Business Development Company
A Business Development Company (BDC) is a publicly registered closed-end investment company that provides debt and equity financing to small and mid-sized US businesses, offering retail investors access to private credit and private equity-style returns through a publicly listed or non-traded vehicle.
Business Development Companies were created by Congress in the Small Business Investment Incentive Act of 1980 as a vehicle to channel capital from public markets into US small and medium-sized businesses that lack access to traditional bank lending or public capital markets. They operate under the Investment Company Act of 1940 but benefit from a special regulatory regime that allows them to leverage at up to a 2:1 debt-to-equity ratio (raised from 1:1 by the Small Business Credit Availability Act of 2018) and to avoid entity-level taxation provided they distribute at least 90% of investment income to shareholders.
BDCs primarily make senior secured loans to middle-market companies — businesses with EBITDA typically ranging from $10 million to $150 million that are too small to access syndicated loan markets efficiently but too large for small business loans. This segment of the credit market offers higher yields than investment-grade bonds because the borrowers carry higher credit risk and the loans are less liquid. Floating-rate loan structures (tied to SOFR or similar benchmarks) also make BDC portfolios sensitive to rising interest rates in a beneficial way — higher rates increase interest income on the portfolio.
Publicly traded BDCs are listed on major exchanges (NYSE, Nasdaq) and include well-known names like Ares Capital (ARCC), FS KKR Capital, and Blue Owl Capital Corporation. Like closed-end funds, they can trade at premiums or discounts to NAV. Non-traded BDCs, available through broker-dealers and registered investment advisers, offer the same underlying exposure but with periodic rather than daily liquidity, sometimes providing greater portfolio stability by avoiding secondary market pricing volatility.

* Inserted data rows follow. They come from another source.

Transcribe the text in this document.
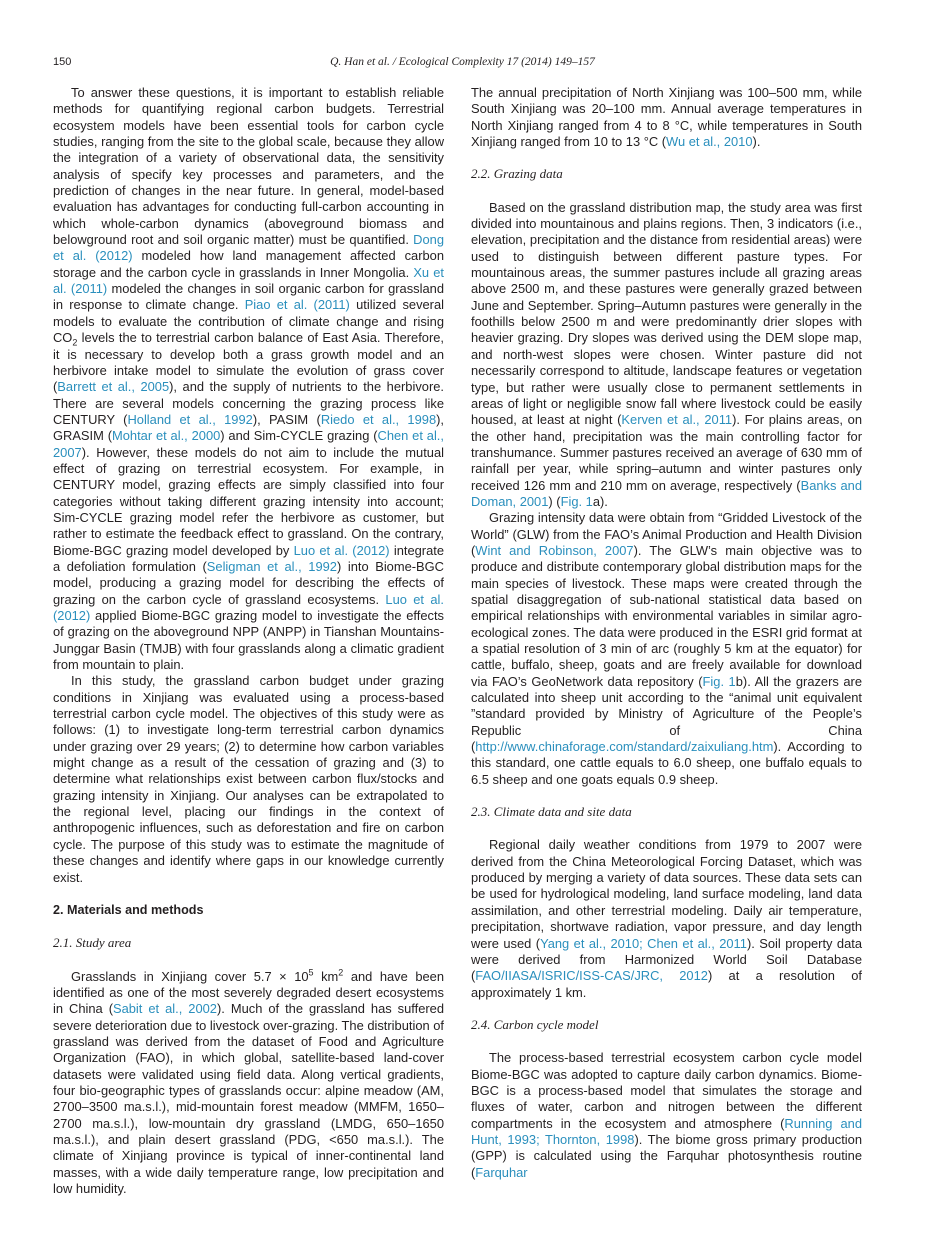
150	Q. Han et al. / Ecological Complexity 17 (2014) 149–157

To answer these questions, it is important to establish reliable methods for quantifying regional carbon budgets. Terrestrial ecosystem models have been essential tools for carbon cycle studies, ranging from the site to the global scale, because they allow the integration of a variety of observational data, the sensitivity analysis of specify key processes and parameters, and the prediction of changes in the near future. In general, model-based evaluation has advantages for conducting full-carbon accounting in which whole-carbon dynamics (aboveground biomass and belowground root and soil organic matter) must be quantified. Dong et al. (2012) modeled how land management affected carbon storage and the carbon cycle in grasslands in Inner Mongolia. Xu et al. (2011) modeled the changes in soil organic carbon for grassland in response to climate change. Piao et al. (2011) utilized several models to evaluate the contribution of climate change and rising $CO_2$ levels the to terrestrial carbon balance of East Asia. Therefore, it is necessary to develop both a grass growth model and an herbivore intake model to simulate the evolution of grass cover (Barrett et al., 2005), and the supply of nutrients to the herbivore. There are several models concerning the grazing process like CENTURY (Holland et al., 1992), PASIM (Riedo et al., 1998), GRASIM (Mohtar et al., 2000) and Sim-CYCLE grazing (Chen et al., 2007). However, these models do not aim to include the mutual effect of grazing on terrestrial ecosystem. For example, in CENTURY model, grazing effects are simply classified into four categories without taking different grazing intensity into account; Sim-CYCLE grazing model refer the herbivore as customer, but rather to estimate the feedback effect to grassland. On the contrary, Biome-BGC grazing model developed by Luo et al. (2012) integrate a defoliation formulation (Seligman et al., 1992) into Biome-BGC model, producing a grazing model for describing the effects of grazing on the carbon cycle of grassland ecosystems. Luo et al. (2012) applied Biome-BGC grazing model to investigate the effects of grazing on the aboveground NPP (ANPP) in Tianshan Mountains-Junggar Basin (TMJB) with four grasslands along a climatic gradient from mountain to plain.

In this study, the grassland carbon budget under grazing conditions in Xinjiang was evaluated using a process-based terrestrial carbon cycle model. The objectives of this study were as follows: (1) to investigate long-term terrestrial carbon dynamics under grazing over 29 years; (2) to determine how carbon variables might change as a result of the cessation of grazing and (3) to determine what relationships exist between carbon flux/stocks and grazing intensity in Xinjiang. Our analyses can be extrapolated to the regional level, placing our findings in the context of anthropogenic influences, such as deforestation and fire on carbon cycle. The purpose of this study was to estimate the magnitude of these changes and identify where gaps in our knowledge currently exist.

2. Materials and methods
2.1. Study area

Grasslands in Xinjiang cover $5.7 \times 10^5$ $km^2$ and have been identified as one of the most severely degraded desert ecosystems in China (Sabit et al., 2002). Much of the grassland has suffered severe deterioration due to livestock over-grazing. The distribution of grassland was derived from the dataset of Food and Agriculture Organization (FAO), in which global, satellite-based land-cover datasets were validated using field data. Along vertical gradients, four bio-geographic types of grasslands occur: alpine meadow (AM, 2700–3500 ma.s.l.), mid-mountain forest meadow (MMFM, 1650–2700 ma.s.l.), low-mountain dry grassland (LMDG, 650–1650 ma.s.l.), and plain desert grassland (PDG, <650 ma.s.l.). The climate of Xinjiang province is typical of inner-continental land masses, with a wide daily temperature range, low precipitation and low humidity.

The annual precipitation of North Xinjiang was 100–500 mm, while South Xinjiang was 20–100 mm. Annual average temperatures in North Xinjiang ranged from 4 to 8 °C, while temperatures in South Xinjiang ranged from 10 to 13 °C (Wu et al., 2010).

2.2. Grazing data

Based on the grassland distribution map, the study area was first divided into mountainous and plains regions. Then, 3 indicators (i.e., elevation, precipitation and the distance from residential areas) were used to distinguish between different pasture types. For mountainous areas, the summer pastures include all grazing areas above 2500 m, and these pastures were generally grazed between June and September. Spring–Autumn pastures were generally in the foothills below 2500 m and were predominantly drier slopes with heavier grazing. Dry slopes was derived using the DEM slope map, and north-west slopes were chosen. Winter pasture did not necessarily correspond to altitude, landscape features or vegetation type, but rather were usually close to permanent settlements in areas of light or negligible snow fall where livestock could be easily housed, at least at night (Kerven et al., 2011). For plains areas, on the other hand, precipitation was the main controlling factor for transhumance. Summer pastures received an average of 630 mm of rainfall per year, while spring–autumn and winter pastures only received 126 mm and 210 mm on average, respectively (Banks and Doman, 2001) (Fig. 1a).

Grazing intensity data were obtain from “Gridded Livestock of the World” (GLW) from the FAO’s Animal Production and Health Division (Wint and Robinson, 2007). The GLW’s main objective was to produce and distribute contemporary global distribution maps for the main species of livestock. These maps were created through the spatial disaggregation of sub-national statistical data based on empirical relationships with environmental variables in similar agro-ecological zones. The data were produced in the ESRI grid format at a spatial resolution of 3 min of arc (roughly 5 km at the equator) for cattle, buffalo, sheep, goats and are freely available for download via FAO’s GeoNetwork data repository (Fig. 1b). All the grazers are calculated into sheep unit according to the “animal unit equivalent ”standard provided by Ministry of Agriculture of the People’s Republic of China (http://www.chinaforage.com/standard/zaixuliang.htm). According to this standard, one cattle equals to 6.0 sheep, one buffalo equals to 6.5 sheep and one goats equals 0.9 sheep.

2.3. Climate data and site data

Regional daily weather conditions from 1979 to 2007 were derived from the China Meteorological Forcing Dataset, which was produced by merging a variety of data sources. These data sets can be used for hydrological modeling, land surface modeling, land data assimilation, and other terrestrial modeling. Daily air temperature, precipitation, shortwave radiation, vapor pressure, and day length were used (Yang et al., 2010; Chen et al., 2011). Soil property data were derived from Harmonized World Soil Database (FAO/IIASA/ISRIC/ISS-CAS/JRC, 2012) at a resolution of approximately 1 km.

2.4. Carbon cycle model

The process-based terrestrial ecosystem carbon cycle model Biome-BGC was adopted to capture daily carbon dynamics. Biome-BGC is a process-based model that simulates the storage and fluxes of water, carbon and nitrogen between the different compartments in the ecosystem and atmosphere (Running and Hunt, 1993; Thornton, 1998). The biome gross primary production (GPP) is calculated using the Farquhar photosynthesis routine (Farquhar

BDC credit quality is a critical analytical concern. Middle-market loans are senior secured but subject to default risk, and economic downturns can pressure borrower coverage ratios. The COVID-19 period (2020) tested BDC portfolios, with some experiencing meaningful non-accrual rates and NAV declines, while others — particularly those with large, diversified portfolios of senior secured loans — proved relatively resilient.
Distributions from BDCs are taxed as ordinary income for most investors (unlike qualified dividends), which reduces their after-tax yield for investors in higher tax brackets. Holding BDCs in tax-advantaged retirement accounts is a common approach to improving after-tax returns.